P – Dificilmente as pessoas deixariam de usar relógio, por exemplo, ou desacreditariam totalmente nas medidas do tempo. Sendo assim, a comprovação da inexistência do tempo seria uma outra abstração, válida apenas para o meio científico?
Barbour – Não. O relógio ainda teria sua utilidade, não para indicar as horas, mas para indicar a possibilidade que se conhece. Os instantes do tempo são um pouco como lugares diferentes na Terra. O relógio seria como um instrumento de navegação, que diria onde você está no planeta. A cada momento, nos encontramos em uma nova possibilidade, e o relógio seria a prova da existência desse instante.
P – O que é o passado?
Barbour – É tão real quanto um agora. O nosso corpo, por exemplo, passa por bilhões de pequenas modificações em apenas um segundo. Bilhões e bilhões de hemoglobinas são criadas e destruídas. No fundo, somos pessoas diferentes a cada instante e a nossa consciência é parte disso. Cada agora vem com uma gama de possibilidades de experiências e não se pode dizer que uma experiência vem antes da outra. Esse é o problema da seta do tempo, parece que há uma cronologia, uma impressão tão consistente que acreditamos na linha do tempo. Uma história pode ser arranjada para parecer cronológica. Algumas mudanças nessa estrutura não deixariam a mesma impressão de continuidade. O cerne da minha teoria questiona isso, por que apreendemos apenas as informações que parecem dar a noção de cronologia? É um mecanismo poderoso que resulta na nossa experiência. Minha explicação é que apenas os agoras que fazem algum sentido lógico são escolhidos pela mente.
P – Se temos um “agora” na mente, os outros são expressos pelas possibilidades que eu penso terem sido descartadas, mas que ainda existem em algum lugar?

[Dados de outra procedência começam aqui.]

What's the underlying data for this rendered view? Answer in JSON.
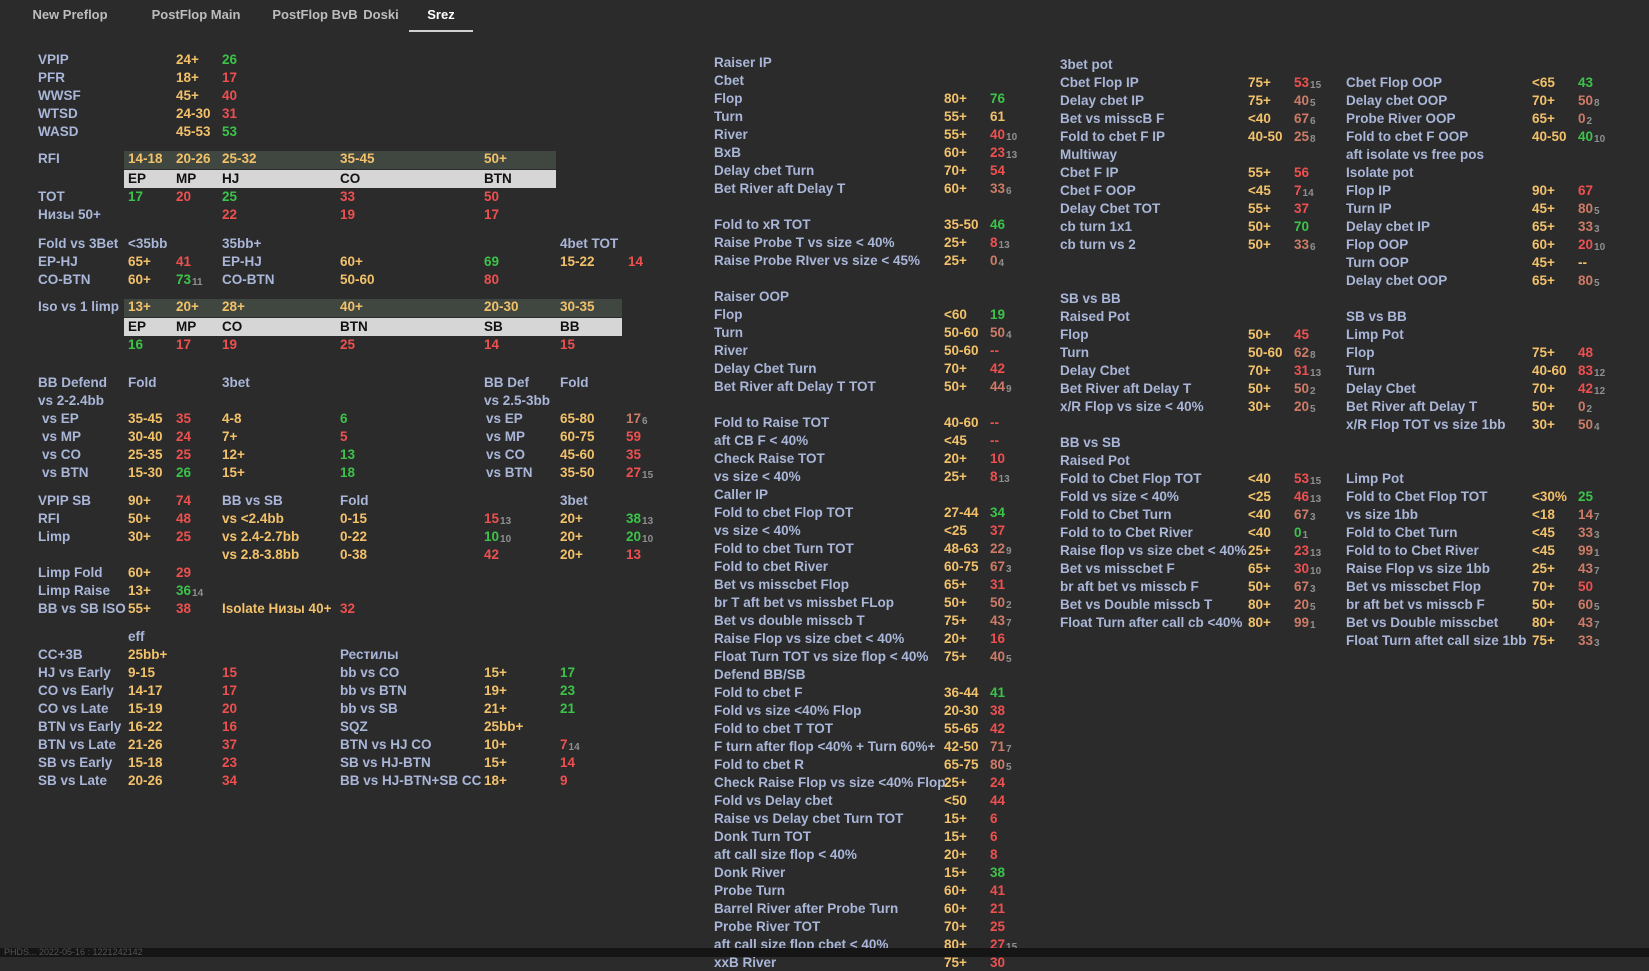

Barbour – Isso é um grande mistério. A física newtoniana é a forma como entendemos o tempo. Como se houvesse um curso na história. Já a mecânica quântica não nos fornece essa imagem, pelo contrário, diz que há várias probabilidades ao mesmo tempo. O problema é que, hoje, a mecânica quântica só é aplicada a uma parte do Universo e o desafio é aplicá-la a todo o Universo, porque, segundo esse princípio, um objeto pode estar em vários lugares ao mesmo tempo. Na física quântica, até você provar que o objeto está em apenas um lugar, ele está por toda parte. E é um princípio que se torna ainda mais complicado, bonito e surpreendente quando diz que vários objetos podem estar em um único lugar ao mesmo tempo. Aplicada a todo o Universo, essa teoria possibilita a existência de vários “agoras” num único instante. O que a mecânica quântica diz é que há várias versões de você por toda parte.
No mundo da mecânica quântica, ocorrem em você bilhões de coisas nesse momento, mas haverá sempre um outro, no qual você não entrará. Somos prisioneiros do agora em que vivemos.
P – Mas neste mundo em que vivemos há provas fortes da direção do tempo, o envelhecimento, as memórias, o movimento, a própria contagem do tempo.
Barbour – O fenômeno está correto, mas a explicação errada. Pela minha noção de tempo, a explicação deveria ser outra. Além do mais, é preciso lembrar que o sol e as estrelas mostram uma passagem diferente do tempo. Venho questionando por que uma medida seria melhor que a outra.
P – O sr. é religioso?
Barbour – Fui quando era mais jovem. Hoje acredito que a vida é um dom e um mistério pelo qual sou infinitamente grato. Acredito que a física ainda realizará notáveis descobertas. O fato de as leis científicas não preverem nenhum papel para as cores e os sabores prova que muito está por vir.